Bakery Hill “Peated Malt”
By Andrew Derbidge
Think of the great whisky making nations of the world, and you will quickly think of Scotland or the USA. Ireland, Japan, & Canada might also cross your mind. Australia is unlikely to rate a mention. Yet.
Whisky making in Australia has seen a surprising renaissance in recent years, with several new distilleries charging up their stills to produce a variety of malt whiskies.
The biggest hurdle facing Australian whiskies is that, too often, we expect them to taste like Scotch. This, inevitably, leads to disappointment. Even the most anonymous Scottish single malt is likely to have come from a distillery with perhaps 150 years distilling experience, a determined & deliberate policy on wood and cask selection, comparatively large stills (the size & shape of stills plays an enormous role in the character of the resulting spirit), and – that most mystical element of all – 10 to 12 years maturing and breathing in the Scottish environment.
Compare this with the Australian distilling industry, where the scale of operation is so much smaller, and the distilleries have only a handful of years under their belts. Other obstacles are smaller stills, harder access to quality casks, and a market that dictates that proprietors can’t afford to wait 10 to 12 years to recoup their costs. To combat this, the Australian distilleries use much smaller casks than their Scottish counterparts - the greater ratio of surface area to volume is known to accelerate the maturation process.
Operating in Victoria, Bakery Hill launched three single malt whiskies onto the market in 2004. These were the “Classic Malt”, the “Peated Malt”, and the “Double Wood”, the last so named because it is matured in both American and French oak.
With a particular bent for the peated malts of Islay (think Lagavulin, Ardbeg, Laphroaig, etc), my attention was immediately drawn to the Peated Malt. Taking into account the considerations outlined earlier, how does this malt stack up?
The label on my bottle advises that this is from Cask No. 1204. The whisky is bottled at 46%, and is non-chill filtered. Furthermore, no spirit caramel has been added, resulting in a very light coloured whisky, but ensuring the full, naked flavour of the whisky can be appreciated. To the seasoned malt connoisseur, these three factors are immediate positives.

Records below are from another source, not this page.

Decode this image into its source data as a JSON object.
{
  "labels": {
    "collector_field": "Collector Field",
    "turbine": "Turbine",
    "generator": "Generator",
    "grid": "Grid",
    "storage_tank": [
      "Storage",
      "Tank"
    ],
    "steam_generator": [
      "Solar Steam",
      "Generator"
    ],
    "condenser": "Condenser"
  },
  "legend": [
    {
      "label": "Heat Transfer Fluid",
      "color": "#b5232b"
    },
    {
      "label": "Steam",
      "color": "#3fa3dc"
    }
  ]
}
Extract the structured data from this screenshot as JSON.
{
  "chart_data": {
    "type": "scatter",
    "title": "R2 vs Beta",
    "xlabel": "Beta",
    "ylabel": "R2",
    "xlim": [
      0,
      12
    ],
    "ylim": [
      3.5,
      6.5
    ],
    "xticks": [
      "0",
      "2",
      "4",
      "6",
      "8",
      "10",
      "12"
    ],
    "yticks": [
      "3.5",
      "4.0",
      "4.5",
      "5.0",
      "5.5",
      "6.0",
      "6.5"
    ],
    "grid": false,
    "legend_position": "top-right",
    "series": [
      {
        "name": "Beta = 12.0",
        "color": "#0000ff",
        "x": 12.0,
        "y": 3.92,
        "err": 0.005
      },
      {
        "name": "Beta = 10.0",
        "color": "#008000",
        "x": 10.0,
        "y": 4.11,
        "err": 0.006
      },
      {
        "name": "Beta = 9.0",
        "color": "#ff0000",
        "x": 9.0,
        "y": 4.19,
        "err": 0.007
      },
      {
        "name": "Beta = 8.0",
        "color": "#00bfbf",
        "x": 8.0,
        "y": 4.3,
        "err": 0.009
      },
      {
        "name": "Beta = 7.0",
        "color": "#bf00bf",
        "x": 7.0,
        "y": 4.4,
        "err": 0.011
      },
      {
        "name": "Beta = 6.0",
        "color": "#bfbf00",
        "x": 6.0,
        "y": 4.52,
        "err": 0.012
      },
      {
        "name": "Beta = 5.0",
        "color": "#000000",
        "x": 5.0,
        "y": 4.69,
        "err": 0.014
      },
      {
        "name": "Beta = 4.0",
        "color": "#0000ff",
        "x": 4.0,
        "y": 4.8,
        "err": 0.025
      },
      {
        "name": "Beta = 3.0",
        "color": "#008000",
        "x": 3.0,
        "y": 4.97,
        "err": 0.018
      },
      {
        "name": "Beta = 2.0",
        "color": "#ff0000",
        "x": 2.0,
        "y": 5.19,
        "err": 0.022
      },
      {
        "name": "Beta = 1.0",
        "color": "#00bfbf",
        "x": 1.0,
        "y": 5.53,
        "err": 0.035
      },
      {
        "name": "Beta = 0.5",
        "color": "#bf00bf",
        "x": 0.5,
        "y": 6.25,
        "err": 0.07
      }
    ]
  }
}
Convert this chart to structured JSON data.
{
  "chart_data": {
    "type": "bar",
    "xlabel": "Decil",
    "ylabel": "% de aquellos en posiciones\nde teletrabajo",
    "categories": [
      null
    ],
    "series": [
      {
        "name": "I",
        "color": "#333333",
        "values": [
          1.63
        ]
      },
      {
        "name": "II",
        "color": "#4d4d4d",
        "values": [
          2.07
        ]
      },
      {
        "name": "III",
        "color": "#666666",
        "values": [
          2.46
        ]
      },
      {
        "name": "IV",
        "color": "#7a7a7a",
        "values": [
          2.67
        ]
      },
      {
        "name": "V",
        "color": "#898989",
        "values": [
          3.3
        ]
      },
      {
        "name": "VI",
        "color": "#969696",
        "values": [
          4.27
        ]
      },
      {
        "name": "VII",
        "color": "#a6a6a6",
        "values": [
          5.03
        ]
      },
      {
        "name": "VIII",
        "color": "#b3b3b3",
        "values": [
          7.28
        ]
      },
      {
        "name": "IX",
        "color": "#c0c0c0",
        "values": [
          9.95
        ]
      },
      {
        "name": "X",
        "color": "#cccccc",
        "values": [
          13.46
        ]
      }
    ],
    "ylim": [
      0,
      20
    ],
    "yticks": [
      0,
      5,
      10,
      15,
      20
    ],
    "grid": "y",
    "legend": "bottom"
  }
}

The first note on the nose was butter. The peat was evident, but it was cloaked in a buttery sweetness. A tiny splash of water revealed some candied citrus. On the palate, the initial flavours suggested fruitcake, with white pepper adding some heat & spice. But the depth is thin, and a diesel-like, eucalyptus note soon rose to the fore. The finish was warming, and the heat increased in a crescendo, peaked, then trailed away to leave some bitter sensations, reminiscent of both cocoa & apple seeds. Score: 6.8
Some comments? Well, I admit I was disappointed. Despite some promising initial flutters, and even though the peat was evident on the nose and palate, it didn’t bite and grab the tastebuds in quite the usual fashion. The palate was thin & struck me as possibly being a tad one-dimensional, offering little complexity. It tasted young, and no doubt it is. However, clearly the potential is there, and I suspect that if it could be bottled at 8 to 10 years old, it might prove to be an impressive malt.
Perhaps this all comes across as a bit too negative. Was it pleasant? Yes. Would I drink it again? Yes, indeed. As an Australian malt, it holds its own, and would serve well as an aperitif whisky. And offering a peated version is a nice acknowledgement from Bakery Hill to the many peatophiles that grace our shores. Furthermore, whist I have not tasted the other expressions for this review, I tasted the prototypes of the Bakery Hill Classic Malt and Double Wood expressions at the 2003 Malt Whisky Convention in Canberra, and they were – by some distance – the best Antipodean malts on offer.
As for cost, the Bakery Hill bottling demonstrates where the Australian industry struggles. Production runs are small, and the relative scales are not economical. $80 for a 500ml bottle of whisky barely more than 3 years old does not seem good value, especially considering the same amount of money can buy a 700ml bottle of 16 year old Lagavulin – one of the finest single malt scotches on the market. Still, what cost do you put on national pride? Buy Australian, and invest in our local whisky industry!